February 10, 2013
Lent: being a disciple
By Bishop Timothy Doherty
This Year of Faith gives new light to Lenten discipline. Being a disciple is offering oneself to be a learner. Our core Lenten disciplines of prayer, fasting and almsgiving should carry us beyond what we already know. While these customary practices do affect our moral character, we should expect them to refine us as believers. In some ways they make us dissatisfied (a.k.a. repentant) with the state of our personal faith. This should not seem strange. We would all like to be better in our friendships, jobs, hobbies, and so forth.
Prayer is a response to God’s initiative. Grace starts prayers and praying. We stop imagining that prayer is about what words and rituals we want to do, and we try to appreciate what God seeks to do in us. Our prayer takes on a huge layer of listening (a.k.a obedience) in the present moment. Who is the person my vocation is calling me to be now, not three years ago, not two years from now? Am I mindful of my situation, my fears, my unique contributions?
Fasting from food and periodically abstaining from meat are beneficial. But we mischaracterize them as private disciplines. Their Lenten significance makes us mindful that we are part of a community of faith. We do these things to be mindful that God sustains believers as members of a people. And these privations cause us to think of those members who haven’t enough to sustain them. Beside efforts to feed the hungry, fasting should make us grateful for our food, and remind us that our hunger for God and moral uprightness should direct our lives. Those little Rice Bowls from Catholic Relief Services, for example, give a global significance to fasting.
In my opinion, fasting is necessary to make us mindful of what it means to live within physical limits. A fellow bishop notes that we forget what that feels like unless we unplug from our electronic devices for an hour or a day. I would add that we cannot know if we have become practically addicted to some thing or some routine unless we interrupt it.
Almsgiving is money and resources given to destitute and needy people. These monies are not for school supplies, playground equipment or other gestures. The point is, if we don’t know people who are hungry or homeless, we have to find them and see them, and not in a documentary or a church magazine.

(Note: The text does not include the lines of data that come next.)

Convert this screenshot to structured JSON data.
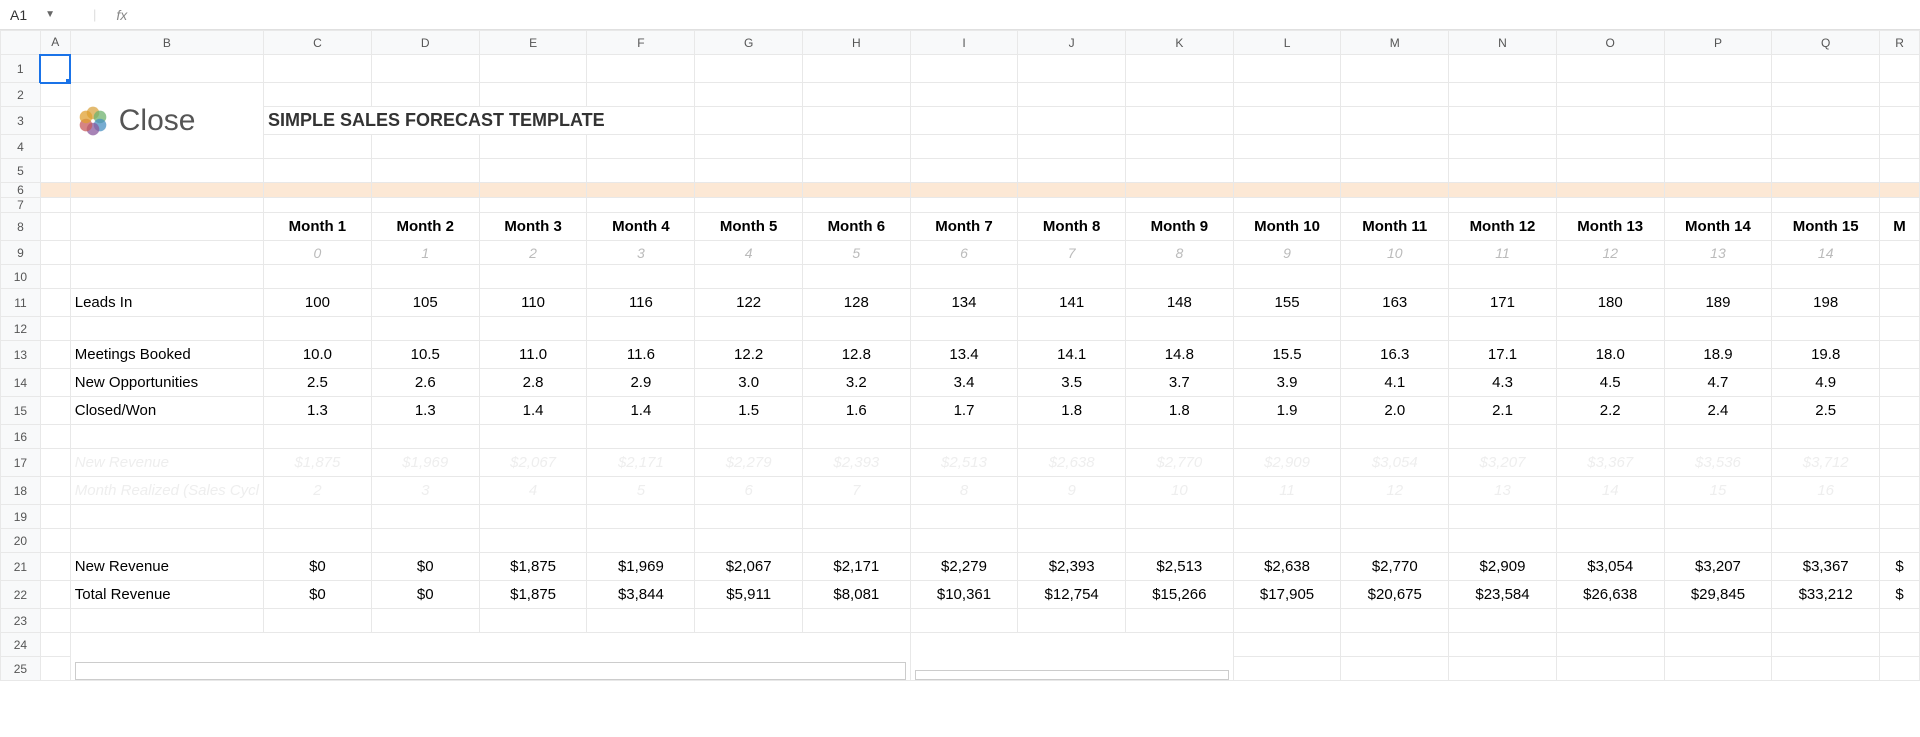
{
  "formula_bar": {
    "active_cell": "A1",
    "fx_label": "fx",
    "formula_value": ""
  },
  "columns": [
    "A",
    "B",
    "C",
    "D",
    "E",
    "F",
    "G",
    "H",
    "I",
    "J",
    "K",
    "L",
    "M",
    "N",
    "O",
    "P",
    "Q",
    "R"
  ],
  "row_numbers": [
    "1",
    "2",
    "3",
    "4",
    "5",
    "6",
    "7",
    "8",
    "9",
    "10",
    "11",
    "12",
    "13",
    "14",
    "15",
    "16",
    "17",
    "18",
    "19",
    "20",
    "21",
    "22",
    "23",
    "24",
    "25"
  ],
  "logo": {
    "brand": "Close",
    "colors": [
      "#d9a441",
      "#6fb36f",
      "#4a90c2",
      "#8a5a9e",
      "#c75b5b",
      "#e0a030"
    ]
  },
  "title": "SIMPLE SALES FORECAST TEMPLATE",
  "months": {
    "headers": [
      "Month 1",
      "Month 2",
      "Month 3",
      "Month 4",
      "Month 5",
      "Month 6",
      "Month 7",
      "Month 8",
      "Month 9",
      "Month 10",
      "Month 11",
      "Month 12",
      "Month 13",
      "Month 14",
      "Month 15",
      "M"
    ],
    "indices": [
      "0",
      "1",
      "2",
      "3",
      "4",
      "5",
      "6",
      "7",
      "8",
      "9",
      "10",
      "11",
      "12",
      "13",
      "14",
      ""
    ]
  },
  "metrics": {
    "leads_in": {
      "label": "Leads In",
      "values": [
        "100",
        "105",
        "110",
        "116",
        "122",
        "128",
        "134",
        "141",
        "148",
        "155",
        "163",
        "171",
        "180",
        "189",
        "198",
        ""
      ]
    },
    "meetings": {
      "label": "Meetings Booked",
      "values": [
        "10.0",
        "10.5",
        "11.0",
        "11.6",
        "12.2",
        "12.8",
        "13.4",
        "14.1",
        "14.8",
        "15.5",
        "16.3",
        "17.1",
        "18.0",
        "18.9",
        "19.8",
        ""
      ]
    },
    "new_opp": {
      "label": "New Opportunities",
      "values": [
        "2.5",
        "2.6",
        "2.8",
        "2.9",
        "3.0",
        "3.2",
        "3.4",
        "3.5",
        "3.7",
        "3.9",
        "4.1",
        "4.3",
        "4.5",
        "4.7",
        "4.9",
        ""
      ]
    },
    "closed": {
      "label": "Closed/Won",
      "values": [
        "1.3",
        "1.3",
        "1.4",
        "1.4",
        "1.5",
        "1.6",
        "1.7",
        "1.8",
        "1.8",
        "1.9",
        "2.0",
        "2.1",
        "2.2",
        "2.4",
        "2.5",
        ""
      ]
    }
  },
  "faded": {
    "new_rev": {
      "label": "New Revenue",
      "values": [
        "$1,875",
        "$1,969",
        "$2,067",
        "$2,171",
        "$2,279",
        "$2,393",
        "$2,513",
        "$2,638",
        "$2,770",
        "$2,909",
        "$3,054",
        "$3,207",
        "$3,367",
        "$3,536",
        "$3,712",
        ""
      ]
    },
    "month_real": {
      "label": "Month Realized (Sales Cycl",
      "values": [
        "2",
        "3",
        "4",
        "5",
        "6",
        "7",
        "8",
        "9",
        "10",
        "11",
        "12",
        "13",
        "14",
        "15",
        "16",
        ""
      ]
    }
  },
  "summary": {
    "new_rev": {
      "label": "New Revenue",
      "values": [
        "$0",
        "$0",
        "$1,875",
        "$1,969",
        "$2,067",
        "$2,171",
        "$2,279",
        "$2,393",
        "$2,513",
        "$2,638",
        "$2,770",
        "$2,909",
        "$3,054",
        "$3,207",
        "$3,367",
        "$"
      ]
    },
    "total_rev": {
      "label": "Total Revenue",
      "values": [
        "$0",
        "$0",
        "$1,875",
        "$3,844",
        "$5,911",
        "$8,081",
        "$10,361",
        "$12,754",
        "$15,266",
        "$17,905",
        "$20,675",
        "$23,584",
        "$26,638",
        "$29,845",
        "$33,212",
        "$"
      ]
    }
  },
  "colors": {
    "selection": "#1a73e8",
    "highlight_row": "#fce8d5",
    "grid": "#e8e8e8",
    "header_bg": "#f8f9fa"
  }
}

Our country recently witnessed some public conversation that spoke harshly of whether people deserve — or merit, or are entitled to — help in attaining life’s necessities. Perhaps during the political campaign season, we uttered judgments that disciples might shy away from. Almsgiving, like the Dickensian ghosts of Christmas present and Christmas future, forces us to check our faith-eyes so we can see what those spirits see.
Lent is for refreshing the refinements it brings to real faith. The three disciplines are personal helps and church community builders. We undertake them with joy because they make us more aware of Christ among us, both at their beginning and in their final goals. They are difficult only in the sense that they reveal to us, as people and as Church, who we really are and who we might be.